Steve Lash//January 4, 2018

South Kent Island developer urges Supreme Court to revive takings claim

By Steve Lash

//January 4, 2018

A South Kent Island developer has urged the U.S. Supreme Court to revive his claim that Queen Anne’s County must provide compensation for essentially compelling him by ordinance to combine his separate land parcels, substantially reducing the property’s marketability.

Kevin Quinn, through counsel, claims the reduction in value due to the 2014 ordinance amounts to a governmental “taking” of his property for which he is owed “just compensation” under the federal Constitution. But that argument has failed in the U.S. District Court in Baltimore and the 4th U.S. Circuit Court of Appeals, which said the county’s ordinance was needed to enable construction of a sewer system and did not financially harm Quinn because he retains marketable land.

Seeking the Supreme Court’s review, Quinn’s attorney David G. Sommer said the 4th Circuit erroneously regarded Quinn’s property as a single unit and not as separate parcels of land, as the developer had intended them to be when he bought them nearly 30 years before the ordinance was enacted.

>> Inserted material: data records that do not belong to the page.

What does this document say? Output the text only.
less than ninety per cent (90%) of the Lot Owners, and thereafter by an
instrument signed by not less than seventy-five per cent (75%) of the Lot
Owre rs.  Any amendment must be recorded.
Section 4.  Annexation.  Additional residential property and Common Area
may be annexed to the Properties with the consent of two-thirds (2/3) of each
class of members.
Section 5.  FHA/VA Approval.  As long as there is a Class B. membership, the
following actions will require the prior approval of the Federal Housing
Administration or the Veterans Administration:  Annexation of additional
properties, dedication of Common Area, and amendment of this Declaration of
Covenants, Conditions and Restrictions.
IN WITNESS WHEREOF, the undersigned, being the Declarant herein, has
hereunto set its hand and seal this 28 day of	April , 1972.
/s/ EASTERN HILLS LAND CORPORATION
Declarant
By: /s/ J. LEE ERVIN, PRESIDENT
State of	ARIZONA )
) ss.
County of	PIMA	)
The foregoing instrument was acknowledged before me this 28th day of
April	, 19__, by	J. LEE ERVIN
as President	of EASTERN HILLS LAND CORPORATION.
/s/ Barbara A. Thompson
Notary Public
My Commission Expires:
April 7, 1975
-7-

Thus, the appeals court failed to consider Quinn’s “reasonable expectations” in rejecting his Takings Clause claim under the Constitution, Sommer wrote in papers filed with the justices last week.

The Supreme Court “should use this opportunity to reaffirm that courts must identify the relevant parcel affected by governmental regulation before proceeding to a takings analysis and in doing so, courts must consider the property owner’s reasonable expectations as shaped by the treatment of the owner’s parcels under state and local law,” Sommer added in his request for high-court review.

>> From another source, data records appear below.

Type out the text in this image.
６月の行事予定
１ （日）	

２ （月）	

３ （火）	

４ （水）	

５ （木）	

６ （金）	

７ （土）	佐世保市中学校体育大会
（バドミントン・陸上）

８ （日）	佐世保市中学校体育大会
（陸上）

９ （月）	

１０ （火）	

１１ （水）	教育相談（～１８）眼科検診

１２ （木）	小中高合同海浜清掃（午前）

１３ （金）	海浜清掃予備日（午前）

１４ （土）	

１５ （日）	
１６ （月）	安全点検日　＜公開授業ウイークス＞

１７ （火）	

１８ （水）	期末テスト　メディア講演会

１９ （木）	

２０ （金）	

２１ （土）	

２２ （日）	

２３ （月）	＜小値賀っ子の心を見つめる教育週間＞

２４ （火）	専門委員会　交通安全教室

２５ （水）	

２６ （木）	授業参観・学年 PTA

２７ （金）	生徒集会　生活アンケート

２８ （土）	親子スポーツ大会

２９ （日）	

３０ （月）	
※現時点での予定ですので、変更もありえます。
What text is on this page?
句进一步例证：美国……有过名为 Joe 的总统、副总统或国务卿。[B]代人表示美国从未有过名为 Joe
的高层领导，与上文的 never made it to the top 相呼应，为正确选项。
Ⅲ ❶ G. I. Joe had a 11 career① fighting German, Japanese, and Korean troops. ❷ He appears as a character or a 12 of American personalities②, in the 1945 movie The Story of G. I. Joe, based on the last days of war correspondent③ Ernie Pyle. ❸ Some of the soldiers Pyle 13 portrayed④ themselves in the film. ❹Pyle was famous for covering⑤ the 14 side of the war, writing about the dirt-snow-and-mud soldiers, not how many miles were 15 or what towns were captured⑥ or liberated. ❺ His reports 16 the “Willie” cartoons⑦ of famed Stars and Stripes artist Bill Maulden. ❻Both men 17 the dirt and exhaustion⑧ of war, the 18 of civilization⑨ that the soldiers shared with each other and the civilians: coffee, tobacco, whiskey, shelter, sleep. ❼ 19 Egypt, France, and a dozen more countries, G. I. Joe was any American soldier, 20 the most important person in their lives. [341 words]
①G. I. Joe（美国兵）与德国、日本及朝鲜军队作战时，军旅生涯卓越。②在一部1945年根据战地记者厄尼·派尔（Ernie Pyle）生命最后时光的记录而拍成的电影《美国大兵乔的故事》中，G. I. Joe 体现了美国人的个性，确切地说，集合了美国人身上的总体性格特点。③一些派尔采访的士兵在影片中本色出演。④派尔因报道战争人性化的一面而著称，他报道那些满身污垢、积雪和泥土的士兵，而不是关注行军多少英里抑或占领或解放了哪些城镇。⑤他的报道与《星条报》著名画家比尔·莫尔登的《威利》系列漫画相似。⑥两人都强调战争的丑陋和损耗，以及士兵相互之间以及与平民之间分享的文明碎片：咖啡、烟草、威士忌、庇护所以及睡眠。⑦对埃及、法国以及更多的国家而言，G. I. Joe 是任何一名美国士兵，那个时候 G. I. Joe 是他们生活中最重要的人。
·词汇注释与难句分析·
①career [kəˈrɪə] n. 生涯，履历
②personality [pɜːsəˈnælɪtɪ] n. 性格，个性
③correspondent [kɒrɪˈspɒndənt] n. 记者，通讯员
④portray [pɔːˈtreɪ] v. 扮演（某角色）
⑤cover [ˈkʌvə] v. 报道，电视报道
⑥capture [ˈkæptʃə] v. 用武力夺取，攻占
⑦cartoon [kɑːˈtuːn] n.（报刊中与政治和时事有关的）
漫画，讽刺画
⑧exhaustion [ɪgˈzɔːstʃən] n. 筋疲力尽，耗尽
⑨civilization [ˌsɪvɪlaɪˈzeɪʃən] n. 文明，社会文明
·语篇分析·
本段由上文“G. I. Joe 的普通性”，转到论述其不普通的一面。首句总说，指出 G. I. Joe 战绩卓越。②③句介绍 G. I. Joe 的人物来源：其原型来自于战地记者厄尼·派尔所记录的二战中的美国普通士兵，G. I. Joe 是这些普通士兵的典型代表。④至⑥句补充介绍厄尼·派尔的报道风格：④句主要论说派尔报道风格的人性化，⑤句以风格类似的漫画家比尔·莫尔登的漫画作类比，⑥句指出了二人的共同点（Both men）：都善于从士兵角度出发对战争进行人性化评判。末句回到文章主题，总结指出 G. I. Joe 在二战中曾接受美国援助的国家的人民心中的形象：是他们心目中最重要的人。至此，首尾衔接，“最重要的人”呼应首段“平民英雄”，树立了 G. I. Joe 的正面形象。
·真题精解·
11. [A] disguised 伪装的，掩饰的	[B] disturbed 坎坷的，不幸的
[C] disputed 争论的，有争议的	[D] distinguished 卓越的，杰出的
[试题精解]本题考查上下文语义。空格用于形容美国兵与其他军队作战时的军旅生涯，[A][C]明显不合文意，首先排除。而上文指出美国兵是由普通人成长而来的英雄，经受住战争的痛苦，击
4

The county and Maryland Department of the Environment have until Feb. 2 to reply to Quinn’s request.

The justices have not set a date for their consideration of whether to hear Quinn’s appeal. The case is docketed at the Supreme Court as Kevin Quinn et al. v. Board of County Commissioners for Queen Anne’s County, Md., et al., No. 17-945.

Quinn bought the undeveloped parcels of land on South Kent Island between 1984 and 1987 for residential development. The parcels, most of which were contiguous, ranged in size from 5,000 to 70,200 square feet, according to court papers.

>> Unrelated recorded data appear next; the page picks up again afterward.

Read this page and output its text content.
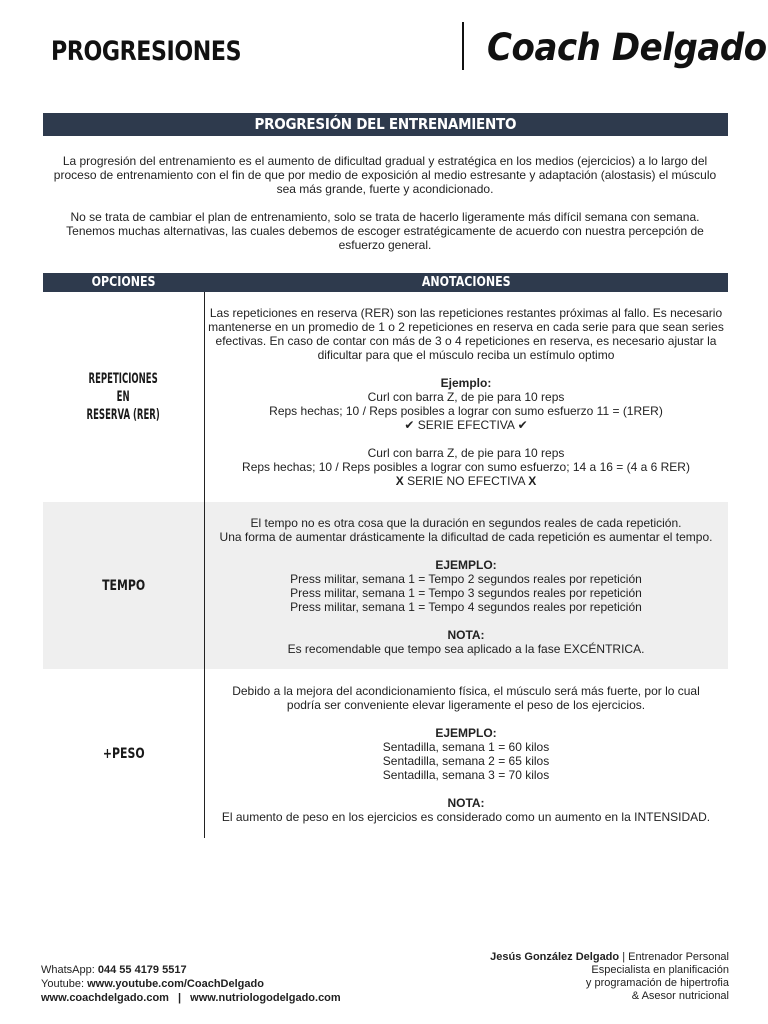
PROGRESIONES	Coach Delgado
PROGRESIÓN DEL ENTRENAMIENTO

La progresión del entrenamiento es el aumento de dificultad gradual y estratégica en los medios (ejercicios) a lo largo del proceso de entrenamiento con el fin de que por medio de exposición al medio estresante y adaptación (alostasis) el músculo sea más grande, fuerte y acondicionado.

No se trata de cambiar el plan de entrenamiento, solo se trata de hacerlo ligeramente más difícil semana con semana. Tenemos muchas alternativas, las cuales debemos de escoger estratégicamente de acuerdo con nuestra percepción de esfuerzo general.

OPCIONES	ANOTACIONES
REPETICIONES
EN
RESERVA (RER)
Las repeticiones en reserva (RER) son las repeticiones restantes próximas al fallo. Es necesario mantenerse en un promedio de 1 o 2 repeticiones en reserva en cada serie para que sean series efectivas. En caso de contar con más de 3 o 4 repeticiones en reserva, es necesario ajustar la dificultar para que el músculo reciba un estímulo optimo
Ejemplo:
Curl con barra Z, de pie para 10 reps
Reps hechas; 10 / Reps posibles a lograr con sumo esfuerzo 11 = (1RER)
✔ SERIE EFECTIVA ✔
Curl con barra Z, de pie para 10 reps
Reps hechas; 10 / Reps posibles a lograr con sumo esfuerzo; 14 a 16 = (4 a 6 RER)
X SERIE NO EFECTIVA X
TEMPO
El tempo no es otra cosa que la duración en segundos reales de cada repetición.
Una forma de aumentar drásticamente la dificultad de cada repetición es aumentar el tempo.
EJEMPLO:
Press militar, semana 1 = Tempo 2 segundos reales por repetición
Press militar, semana 1 = Tempo 3 segundos reales por repetición
Press militar, semana 1 = Tempo 4 segundos reales por repetición
NOTA:
Es recomendable que tempo sea aplicado a la fase EXCÉNTRICA.
+PESO
Debido a la mejora del acondicionamiento física, el músculo será más fuerte, por lo cual
podría ser conveniente elevar ligeramente el peso de los ejercicios.
EJEMPLO:
Sentadilla, semana 1 = 60 kilos
Sentadilla, semana 2 = 65 kilos
Sentadilla, semana 3 = 70 kilos
NOTA:
El aumento de peso en los ejercicios es considerado como un aumento en la INTENSIDAD.
WhatsApp: 044 55 4179 5517
Youtube: www.youtube.com/CoachDelgado
www.coachdelgado.com | www.nutriologodelgado.com
Jesús González Delgado | Entrenador Personal
Especialista en planificación
y programación de hipertrofia
& Asesor nutricional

Quinn’s purchases predated a 1987 county ordinance barring residential development on lots smaller than 20,000 square feet. But in 2014, Queen Anne’s adopted an ordinance prohibiting the approval of all building permits on lots smaller than 20,000 square feet so as not to interfere with the county’s ability to build a sewer system on the island.

The ordinance essentially forced Quinn to merge his contiguous lots to meet the 20,000 square feet requirement for construction and “destroyed the separate character of each individual parcel” he had bought, Sommer wrote in arguing that Quinn’s property was “taken.”

“As a result of the ordinance, a resident dwelling can no longer be built on each of Quinn’s individual lots and the lots cannot be sold individually,” added Sommer, of Gallagher Evelius & Jones LLP in Baltimore. “The ordinance eliminates the expectations Quinn acquired when he purchased each of the individual lots.”

The 4th Circuit, in ruling against the developer, said the 2014 ordinance did “not interfere with Quinn’s reasonable investment-backed expectations because his investment in the land was highly speculative” at the time of purchase.

The ordinance did not amount to a regulatory taking but was “a standard zoning provision designed to manage the density of development, a crucial part of land-use planning,” the 4th Circuit held in its published July 7 decision. “To find a taking here would revolutionize zoning law and severely constrict local governments’ ability to direct democratically the very nature and character of the community.”